Hubbard tem uma história conturbada. Filha de um ex-prefeito de Auckland e herdeira de uma famosa marca de cereais que leva seu sobrenome, ela chegou a ser recordista nacional júnior enquanto competia no masculino. Aposentada aos 30 anos, foi diretora-executiva da federação neozelandesa antes de voltar a competir em 2017, já aos 39, como mulher. Ela cumpre as exigências do Comitê Olímpico Internacional (COI) para ser elegível a competir no feminino.

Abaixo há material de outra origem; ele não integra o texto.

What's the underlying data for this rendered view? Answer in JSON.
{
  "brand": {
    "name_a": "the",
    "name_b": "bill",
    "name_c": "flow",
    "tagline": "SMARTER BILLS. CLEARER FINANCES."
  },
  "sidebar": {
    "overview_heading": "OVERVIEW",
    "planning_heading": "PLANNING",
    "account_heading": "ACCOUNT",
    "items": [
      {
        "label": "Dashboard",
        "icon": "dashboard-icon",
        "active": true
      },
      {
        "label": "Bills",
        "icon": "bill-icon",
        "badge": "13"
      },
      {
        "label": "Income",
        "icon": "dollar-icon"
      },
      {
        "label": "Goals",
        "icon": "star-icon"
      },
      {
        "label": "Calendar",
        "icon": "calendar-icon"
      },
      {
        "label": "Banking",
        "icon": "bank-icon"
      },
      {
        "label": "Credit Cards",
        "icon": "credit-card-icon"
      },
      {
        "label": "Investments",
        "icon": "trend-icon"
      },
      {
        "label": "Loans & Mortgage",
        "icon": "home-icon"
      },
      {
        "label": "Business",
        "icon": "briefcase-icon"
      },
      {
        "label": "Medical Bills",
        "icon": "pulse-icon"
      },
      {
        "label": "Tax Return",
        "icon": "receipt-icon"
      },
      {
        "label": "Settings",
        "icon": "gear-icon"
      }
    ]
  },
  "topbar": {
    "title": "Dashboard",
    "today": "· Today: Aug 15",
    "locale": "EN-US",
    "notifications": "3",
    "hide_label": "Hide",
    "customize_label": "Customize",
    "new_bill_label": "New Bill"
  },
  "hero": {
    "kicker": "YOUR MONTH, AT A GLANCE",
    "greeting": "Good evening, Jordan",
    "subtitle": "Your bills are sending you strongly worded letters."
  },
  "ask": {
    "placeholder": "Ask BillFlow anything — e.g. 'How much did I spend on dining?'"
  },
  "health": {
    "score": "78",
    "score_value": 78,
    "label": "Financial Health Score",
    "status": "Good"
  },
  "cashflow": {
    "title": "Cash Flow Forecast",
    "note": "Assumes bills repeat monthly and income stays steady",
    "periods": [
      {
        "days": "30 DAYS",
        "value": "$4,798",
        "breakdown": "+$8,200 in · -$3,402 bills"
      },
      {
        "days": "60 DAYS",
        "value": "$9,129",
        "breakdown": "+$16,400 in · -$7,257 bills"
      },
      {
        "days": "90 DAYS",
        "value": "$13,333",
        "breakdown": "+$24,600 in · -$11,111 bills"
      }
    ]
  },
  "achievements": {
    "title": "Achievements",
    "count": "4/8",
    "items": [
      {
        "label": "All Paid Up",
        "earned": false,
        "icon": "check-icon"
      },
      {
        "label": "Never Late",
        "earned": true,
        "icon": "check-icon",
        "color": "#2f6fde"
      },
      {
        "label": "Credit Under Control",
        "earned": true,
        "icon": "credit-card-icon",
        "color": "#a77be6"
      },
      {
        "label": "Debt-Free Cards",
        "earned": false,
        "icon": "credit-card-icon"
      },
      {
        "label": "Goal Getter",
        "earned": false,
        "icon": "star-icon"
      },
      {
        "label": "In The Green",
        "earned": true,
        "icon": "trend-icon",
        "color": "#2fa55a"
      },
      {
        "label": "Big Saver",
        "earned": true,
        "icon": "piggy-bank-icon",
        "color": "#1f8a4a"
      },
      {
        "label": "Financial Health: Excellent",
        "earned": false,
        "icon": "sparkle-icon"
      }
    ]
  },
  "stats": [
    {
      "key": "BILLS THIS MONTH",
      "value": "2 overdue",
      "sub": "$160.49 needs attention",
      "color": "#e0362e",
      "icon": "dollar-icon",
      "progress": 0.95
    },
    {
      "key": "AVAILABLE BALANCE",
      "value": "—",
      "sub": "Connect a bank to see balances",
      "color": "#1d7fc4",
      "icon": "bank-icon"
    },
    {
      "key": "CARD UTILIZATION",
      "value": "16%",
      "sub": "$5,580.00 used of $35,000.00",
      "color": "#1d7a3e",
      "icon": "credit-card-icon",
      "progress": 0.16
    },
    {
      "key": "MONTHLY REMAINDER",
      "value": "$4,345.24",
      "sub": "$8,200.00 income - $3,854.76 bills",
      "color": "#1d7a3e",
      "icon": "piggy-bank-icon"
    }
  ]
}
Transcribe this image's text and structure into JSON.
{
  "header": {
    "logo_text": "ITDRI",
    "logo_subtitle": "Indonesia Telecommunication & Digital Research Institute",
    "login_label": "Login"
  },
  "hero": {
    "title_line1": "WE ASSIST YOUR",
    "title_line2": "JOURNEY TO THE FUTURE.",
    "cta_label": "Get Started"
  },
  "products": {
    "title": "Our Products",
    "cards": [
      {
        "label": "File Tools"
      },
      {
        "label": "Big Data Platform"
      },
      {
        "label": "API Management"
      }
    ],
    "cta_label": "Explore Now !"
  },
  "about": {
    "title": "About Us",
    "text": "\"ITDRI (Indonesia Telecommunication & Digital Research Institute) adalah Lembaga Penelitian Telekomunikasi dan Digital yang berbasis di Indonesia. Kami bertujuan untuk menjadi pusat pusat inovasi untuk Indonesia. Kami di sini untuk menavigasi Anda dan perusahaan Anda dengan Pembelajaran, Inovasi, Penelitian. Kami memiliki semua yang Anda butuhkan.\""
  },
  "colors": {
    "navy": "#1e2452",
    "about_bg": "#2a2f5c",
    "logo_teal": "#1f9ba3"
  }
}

Desde então, tem carreira vitoriosa na categoria peso pesado. Venceu todas as competições regionais que disputou, incluindo os Jogos do Pacífico, esta semana. A exceção foi o Mundial de 2017, quando ganhou duas medalhas de prata, uma delas no total – no Mundial são realizadas três provas: arremesso, arranco, e total, que soma os dois resultados.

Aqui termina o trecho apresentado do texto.